IEB joue le jeu démocratique par un rôle de contradicteur, qui met à jour la diversité des opinions et démasque ce qui se cache derrière la façade participative, dont on sait qu’elle est très sélective et qu’elle exclut des groupes sociaux moins puissants. La pauvreté n’est pas qu’une question de revenu mais aussi une question d’absence de pouvoir de décision. Les effets de « distinction » des processus participatifs sont d’autant plus importants que la structure sociale est inégalitaire et qu’elle prédispose certaines catégories sociales à monopoliser plus ou moins le pouvoir. Il suffit de se rendre à une commission de concertation dans le cadre d’une enquête publique sur une demande de permis d’urbanisme pour prendre conscience de l’exclusion de certains.
« La meilleure façon pour les mouvements sociaux de contribuer au changement social ne consiste pas à devenir de simples auxiliaires de l’État mais bien au contraire à le critiquer et à exercer sur lui une pression permanente » pris qu’il est dans le tournant entrepreneurial de l’aménagement urbain [7] où la construction spéculative du territoire prend le dessus sur l’amélioration des conditions de vie des habitants. La difficulté est qu’en termes de communication, de visibilité, le modèle dominant passe mieux et est mieux capté par la masse. IEB doit ici encore s’atteler à questionner et travailler les angles morts et les oubliés des politiques urbaines.
Un regret récurrent est lié au fait que nous passons notre temps à lutter « contre » plutôt que « pour ». Mais il nous plaît à penser qu’aujourd’hui, lutter « contre », c’est aussi lutter « pour » une autre vision, celle d’un projet de ville solidaire respectueux des valeurs d’usage du territoire. Si Henri Lefebvre, l’auteur du Droit à la ville, a pris cette dernière comme objet de sa pensée c’est en raison de la capacité de celle-ci, certes à rassembler et à faire se rencontrer toutes les classes sociales, mais aussi en assumant que cette rencontre se faisait sur le mode du conflit.
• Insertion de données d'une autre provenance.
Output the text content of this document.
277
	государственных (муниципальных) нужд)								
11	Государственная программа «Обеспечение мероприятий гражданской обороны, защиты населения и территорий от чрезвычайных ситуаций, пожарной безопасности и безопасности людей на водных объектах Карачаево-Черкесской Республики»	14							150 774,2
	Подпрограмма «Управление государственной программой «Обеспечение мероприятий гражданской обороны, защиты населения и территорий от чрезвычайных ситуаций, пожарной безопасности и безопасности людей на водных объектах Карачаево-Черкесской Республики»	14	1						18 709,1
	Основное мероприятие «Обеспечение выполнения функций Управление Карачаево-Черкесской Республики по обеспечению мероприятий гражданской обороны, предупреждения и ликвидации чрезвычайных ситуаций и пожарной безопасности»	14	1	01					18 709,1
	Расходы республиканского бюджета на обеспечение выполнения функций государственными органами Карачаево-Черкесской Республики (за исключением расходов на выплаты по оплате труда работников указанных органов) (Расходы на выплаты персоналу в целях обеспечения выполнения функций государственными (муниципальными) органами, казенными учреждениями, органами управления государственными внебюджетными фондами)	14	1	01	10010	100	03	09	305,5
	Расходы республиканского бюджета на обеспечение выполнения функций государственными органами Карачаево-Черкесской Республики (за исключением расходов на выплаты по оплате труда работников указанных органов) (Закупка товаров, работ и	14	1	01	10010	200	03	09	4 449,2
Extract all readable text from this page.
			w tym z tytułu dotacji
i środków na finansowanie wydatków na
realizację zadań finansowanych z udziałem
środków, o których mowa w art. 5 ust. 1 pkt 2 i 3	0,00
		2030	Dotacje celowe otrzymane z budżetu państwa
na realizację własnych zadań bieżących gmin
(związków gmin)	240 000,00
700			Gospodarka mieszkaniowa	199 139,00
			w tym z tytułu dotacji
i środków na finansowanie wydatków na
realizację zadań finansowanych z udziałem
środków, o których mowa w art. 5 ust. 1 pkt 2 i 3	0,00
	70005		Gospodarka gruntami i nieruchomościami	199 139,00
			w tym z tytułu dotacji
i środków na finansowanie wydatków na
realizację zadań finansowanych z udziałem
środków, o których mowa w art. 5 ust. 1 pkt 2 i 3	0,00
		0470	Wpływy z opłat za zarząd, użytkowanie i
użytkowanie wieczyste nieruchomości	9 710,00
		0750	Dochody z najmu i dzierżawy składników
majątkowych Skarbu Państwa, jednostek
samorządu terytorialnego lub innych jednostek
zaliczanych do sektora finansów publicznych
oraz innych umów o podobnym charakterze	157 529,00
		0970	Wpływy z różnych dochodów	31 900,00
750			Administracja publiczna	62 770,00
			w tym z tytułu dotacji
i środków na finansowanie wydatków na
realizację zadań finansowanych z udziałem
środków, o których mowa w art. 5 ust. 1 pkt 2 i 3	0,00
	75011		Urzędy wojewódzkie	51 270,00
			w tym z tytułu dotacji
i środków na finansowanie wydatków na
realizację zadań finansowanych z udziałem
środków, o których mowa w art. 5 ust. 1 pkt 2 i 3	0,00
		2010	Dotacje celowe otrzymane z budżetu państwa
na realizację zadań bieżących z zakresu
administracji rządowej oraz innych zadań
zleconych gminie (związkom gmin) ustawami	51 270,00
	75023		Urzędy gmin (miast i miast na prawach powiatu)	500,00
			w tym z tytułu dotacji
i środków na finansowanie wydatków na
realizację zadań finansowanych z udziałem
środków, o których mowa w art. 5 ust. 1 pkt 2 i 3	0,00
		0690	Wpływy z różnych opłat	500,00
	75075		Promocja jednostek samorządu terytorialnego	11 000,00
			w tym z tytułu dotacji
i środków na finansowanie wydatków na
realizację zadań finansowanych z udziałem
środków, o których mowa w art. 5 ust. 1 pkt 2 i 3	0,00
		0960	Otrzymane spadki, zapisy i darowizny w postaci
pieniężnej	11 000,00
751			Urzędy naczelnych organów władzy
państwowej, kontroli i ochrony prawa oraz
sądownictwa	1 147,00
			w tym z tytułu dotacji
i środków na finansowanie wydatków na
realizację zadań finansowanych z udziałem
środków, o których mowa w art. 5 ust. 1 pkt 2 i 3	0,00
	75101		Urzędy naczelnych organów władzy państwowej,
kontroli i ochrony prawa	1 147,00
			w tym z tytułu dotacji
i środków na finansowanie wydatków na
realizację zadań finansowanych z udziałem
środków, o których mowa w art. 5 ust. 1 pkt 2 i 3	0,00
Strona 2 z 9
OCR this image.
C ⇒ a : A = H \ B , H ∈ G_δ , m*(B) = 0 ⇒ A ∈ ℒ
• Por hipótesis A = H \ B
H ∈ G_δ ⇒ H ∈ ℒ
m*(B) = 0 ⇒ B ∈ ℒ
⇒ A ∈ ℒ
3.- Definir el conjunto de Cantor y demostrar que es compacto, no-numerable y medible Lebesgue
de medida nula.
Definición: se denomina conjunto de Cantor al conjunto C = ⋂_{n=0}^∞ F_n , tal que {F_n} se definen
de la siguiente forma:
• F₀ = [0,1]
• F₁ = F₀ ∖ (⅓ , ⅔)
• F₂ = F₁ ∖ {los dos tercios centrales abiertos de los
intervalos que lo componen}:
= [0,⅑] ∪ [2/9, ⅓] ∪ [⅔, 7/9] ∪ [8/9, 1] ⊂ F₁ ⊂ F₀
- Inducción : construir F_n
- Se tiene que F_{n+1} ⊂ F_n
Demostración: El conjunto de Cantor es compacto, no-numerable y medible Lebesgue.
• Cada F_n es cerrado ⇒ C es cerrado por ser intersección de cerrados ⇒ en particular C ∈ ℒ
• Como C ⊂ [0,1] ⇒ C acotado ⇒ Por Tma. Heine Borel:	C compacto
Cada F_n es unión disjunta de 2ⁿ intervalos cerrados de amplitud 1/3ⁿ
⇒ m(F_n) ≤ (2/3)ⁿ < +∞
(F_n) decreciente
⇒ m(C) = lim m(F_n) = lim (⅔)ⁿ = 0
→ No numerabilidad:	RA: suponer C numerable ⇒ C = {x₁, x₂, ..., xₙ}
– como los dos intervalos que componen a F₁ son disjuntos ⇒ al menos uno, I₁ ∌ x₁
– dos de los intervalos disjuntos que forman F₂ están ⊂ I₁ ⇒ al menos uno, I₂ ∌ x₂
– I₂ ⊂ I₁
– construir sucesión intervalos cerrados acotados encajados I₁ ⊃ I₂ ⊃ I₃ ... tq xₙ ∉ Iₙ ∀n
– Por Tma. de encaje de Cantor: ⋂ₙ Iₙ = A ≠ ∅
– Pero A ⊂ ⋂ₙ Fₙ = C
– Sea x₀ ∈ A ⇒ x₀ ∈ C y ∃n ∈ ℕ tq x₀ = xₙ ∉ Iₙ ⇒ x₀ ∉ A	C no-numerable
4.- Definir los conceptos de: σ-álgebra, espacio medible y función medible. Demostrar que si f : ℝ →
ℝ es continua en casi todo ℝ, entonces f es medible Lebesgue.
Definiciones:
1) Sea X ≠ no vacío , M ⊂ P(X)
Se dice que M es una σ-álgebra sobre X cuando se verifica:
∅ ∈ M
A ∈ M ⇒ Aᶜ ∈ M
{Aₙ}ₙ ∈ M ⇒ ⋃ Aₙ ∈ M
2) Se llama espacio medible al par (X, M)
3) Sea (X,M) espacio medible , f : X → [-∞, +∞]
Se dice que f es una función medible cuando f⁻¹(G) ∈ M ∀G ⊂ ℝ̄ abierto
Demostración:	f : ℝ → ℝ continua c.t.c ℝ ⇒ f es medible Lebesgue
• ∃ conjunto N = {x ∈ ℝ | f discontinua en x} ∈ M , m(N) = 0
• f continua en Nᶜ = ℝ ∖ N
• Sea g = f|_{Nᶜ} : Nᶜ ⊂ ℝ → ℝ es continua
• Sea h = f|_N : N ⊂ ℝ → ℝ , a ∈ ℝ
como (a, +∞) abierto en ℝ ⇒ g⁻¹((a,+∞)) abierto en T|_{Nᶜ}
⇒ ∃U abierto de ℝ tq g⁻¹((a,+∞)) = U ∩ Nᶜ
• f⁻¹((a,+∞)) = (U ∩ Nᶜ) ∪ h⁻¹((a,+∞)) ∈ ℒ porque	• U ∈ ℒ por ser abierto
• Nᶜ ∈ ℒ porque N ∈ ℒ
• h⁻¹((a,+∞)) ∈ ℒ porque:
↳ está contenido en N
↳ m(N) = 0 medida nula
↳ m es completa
Une société démocratique est nécessairement conflictuelle.
Contre-pouvoir plutôt qu’auxiliaire du pouvoir, il ne s’agit pas pour autant d’être conspirationniste ou contre le pouvoir mais de plaider pour un au-delà de la logique du pouvoir, en vue d’une transformation sociale égalitaire [8]. Comme nous le glissait le coordinateur de l’Union des locataires d’Anderlecht, « c’est utile d’avoir une structure qui ose rappeler ce qui est important même si c’est insolent ».
Dépasser les alternatives infernales
L’alternative infernale est l’ensemble des situations qui ne semblent laisser d’autres choix que la résignation, comme marquée d’impuissance [9] : « Si on construit des logements sociaux, on va attirer des pauvres », « Si on n’adopte pas la 5G, Bruxelles va rater le train du progrès », « Si vous attaquez le permis de la marina d’Anderlecht, les habitants vont rester avec une friche sur le dos », « Sans les plans d’aménagement directeur, les promoteurs feraient des tours encore plus hautes ». La parade face à ce discours est de travailler sur la complexité de l’urbain : à partir du monde tel qu’il est plutôt que comme on voudrait qu’il soit. On peut rêver d’un piétonnier au centre-ville comme idéal de mobilité douce mais le projet de piétonisation des boulevards centraux s’ancre avant tout dans une réalité de marketing urbain produisant de l’attractivité touristique. La ville rêvée devient vite la ville des promoteurs pour qui « Le pire ennemi de la ville de demain, c’est l’habitant d’aujourd’hui » [10]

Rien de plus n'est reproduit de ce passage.